I am learning to use Jupyter/IPython Notebook as an electronic notebook. Sometimes I need simple illustrations to go along with my calculations, e.g. arrows to represent vector quantities. That's the kind of illustration for which TikZ would be used if we were in Latex. Having tried the TikZ magic extension and failed, I wonder if there's a more native (Python) way to do this. I don't see Matplotlib as the right tool for this sort of thing (correct me if I'm wrong).

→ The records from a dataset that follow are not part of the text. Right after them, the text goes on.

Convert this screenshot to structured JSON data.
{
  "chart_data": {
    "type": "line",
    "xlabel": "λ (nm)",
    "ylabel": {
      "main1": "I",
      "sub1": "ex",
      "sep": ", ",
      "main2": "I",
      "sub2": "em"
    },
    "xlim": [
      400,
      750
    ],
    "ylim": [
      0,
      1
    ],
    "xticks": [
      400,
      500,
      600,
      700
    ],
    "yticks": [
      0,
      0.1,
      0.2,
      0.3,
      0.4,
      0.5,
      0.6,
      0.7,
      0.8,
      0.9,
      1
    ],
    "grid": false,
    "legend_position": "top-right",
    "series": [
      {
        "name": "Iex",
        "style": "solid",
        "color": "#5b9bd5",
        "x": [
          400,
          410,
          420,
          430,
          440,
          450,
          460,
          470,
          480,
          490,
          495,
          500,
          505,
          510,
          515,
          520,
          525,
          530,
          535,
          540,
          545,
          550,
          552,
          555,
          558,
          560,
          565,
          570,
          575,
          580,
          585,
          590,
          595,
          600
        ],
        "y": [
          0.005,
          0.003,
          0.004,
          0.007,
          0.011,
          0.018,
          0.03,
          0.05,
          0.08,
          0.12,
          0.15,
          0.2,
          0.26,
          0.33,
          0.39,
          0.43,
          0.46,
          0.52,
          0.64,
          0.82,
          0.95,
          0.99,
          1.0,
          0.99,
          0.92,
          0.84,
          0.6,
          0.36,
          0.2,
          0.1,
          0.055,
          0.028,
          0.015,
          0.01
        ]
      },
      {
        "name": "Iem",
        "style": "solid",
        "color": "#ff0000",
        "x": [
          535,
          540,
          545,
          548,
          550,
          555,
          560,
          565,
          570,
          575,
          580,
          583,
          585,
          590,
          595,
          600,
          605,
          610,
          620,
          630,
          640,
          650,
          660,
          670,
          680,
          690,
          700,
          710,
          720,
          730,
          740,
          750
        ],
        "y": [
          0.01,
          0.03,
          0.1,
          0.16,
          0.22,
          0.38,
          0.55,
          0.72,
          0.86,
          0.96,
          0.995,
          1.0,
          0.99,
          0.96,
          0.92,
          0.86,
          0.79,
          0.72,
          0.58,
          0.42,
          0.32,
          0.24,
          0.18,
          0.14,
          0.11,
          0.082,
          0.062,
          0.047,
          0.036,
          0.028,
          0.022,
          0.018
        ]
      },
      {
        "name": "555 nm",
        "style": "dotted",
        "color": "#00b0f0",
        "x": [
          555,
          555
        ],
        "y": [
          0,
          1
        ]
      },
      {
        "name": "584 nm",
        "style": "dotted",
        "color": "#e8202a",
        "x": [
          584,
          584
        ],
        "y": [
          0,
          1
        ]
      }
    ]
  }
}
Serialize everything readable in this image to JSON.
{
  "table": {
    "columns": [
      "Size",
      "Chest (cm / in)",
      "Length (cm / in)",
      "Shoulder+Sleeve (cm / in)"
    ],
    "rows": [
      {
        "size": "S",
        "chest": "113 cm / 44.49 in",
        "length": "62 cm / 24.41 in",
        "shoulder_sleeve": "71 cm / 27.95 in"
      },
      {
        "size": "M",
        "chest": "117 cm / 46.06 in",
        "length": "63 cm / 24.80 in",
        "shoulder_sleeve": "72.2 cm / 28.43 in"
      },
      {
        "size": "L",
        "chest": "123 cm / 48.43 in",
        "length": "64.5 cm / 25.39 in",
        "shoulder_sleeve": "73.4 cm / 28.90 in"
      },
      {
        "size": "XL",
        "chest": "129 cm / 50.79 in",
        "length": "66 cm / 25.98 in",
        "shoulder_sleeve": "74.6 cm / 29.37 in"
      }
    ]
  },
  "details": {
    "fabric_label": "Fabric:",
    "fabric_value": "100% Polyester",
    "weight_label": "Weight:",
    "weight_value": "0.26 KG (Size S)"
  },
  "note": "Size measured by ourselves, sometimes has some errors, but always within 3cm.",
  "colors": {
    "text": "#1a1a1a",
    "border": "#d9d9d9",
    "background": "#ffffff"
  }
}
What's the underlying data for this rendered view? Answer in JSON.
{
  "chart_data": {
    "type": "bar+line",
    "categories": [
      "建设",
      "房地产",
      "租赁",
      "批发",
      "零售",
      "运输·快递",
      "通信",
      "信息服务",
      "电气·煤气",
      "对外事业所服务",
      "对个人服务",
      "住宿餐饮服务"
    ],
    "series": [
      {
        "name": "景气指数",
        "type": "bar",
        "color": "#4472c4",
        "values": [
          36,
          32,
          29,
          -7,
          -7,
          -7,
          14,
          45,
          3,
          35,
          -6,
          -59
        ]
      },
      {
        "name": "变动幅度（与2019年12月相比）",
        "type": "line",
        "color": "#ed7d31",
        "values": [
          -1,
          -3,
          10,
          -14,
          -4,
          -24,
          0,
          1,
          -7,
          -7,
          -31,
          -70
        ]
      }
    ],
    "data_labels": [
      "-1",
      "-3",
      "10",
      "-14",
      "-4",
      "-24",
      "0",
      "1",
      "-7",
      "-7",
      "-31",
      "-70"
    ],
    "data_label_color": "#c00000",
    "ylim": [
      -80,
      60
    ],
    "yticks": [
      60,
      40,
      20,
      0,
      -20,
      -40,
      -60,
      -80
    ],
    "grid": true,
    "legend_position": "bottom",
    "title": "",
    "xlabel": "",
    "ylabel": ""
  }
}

If you think TikZ magic is indeed the way to go and I should try to get it to work, then do say so. Thanks.

Answer

Jakob picture Jakob · Jun 5, 2015

TikZ (prefered solution)

If you're already familiar with TikZ the respective magic is probably the best option. To use it, simply follow the installation instruction in this repo (pip install git+git://github.com/mkrphys/ipython-tikzmagic.git) and load the extension as shown in on the githib page with %load_ext tikzmagic.
I just tried with IPython 3.1 and it works fine. Of course you have to have pdflatex available.

Matplotlib

If you want to draw simple arrows matplotlib can be used as well and is, of course, more pythonic than TikZ. A really simple example based on this example could look like

import matplotlib.pyplot as plt
%matplotlib inline
plt.axis('off')
plt.arrow(0, 0, 0.5, 0.5, head_width=0.05, head_length=0.1, fc='k', ec='k');

For more technical plots with lots of arrows and dimensions, I totally agree with you that matplotlib is not be preferred.

Other alternatives

There is also an asymptote magic found here. I haven't tried this yet, though.

Finally, you could use svgs either written in the notebook (hints see this question, or using Inkscape or similar and embed the resulting svg-file via the from IPython.display import SVG.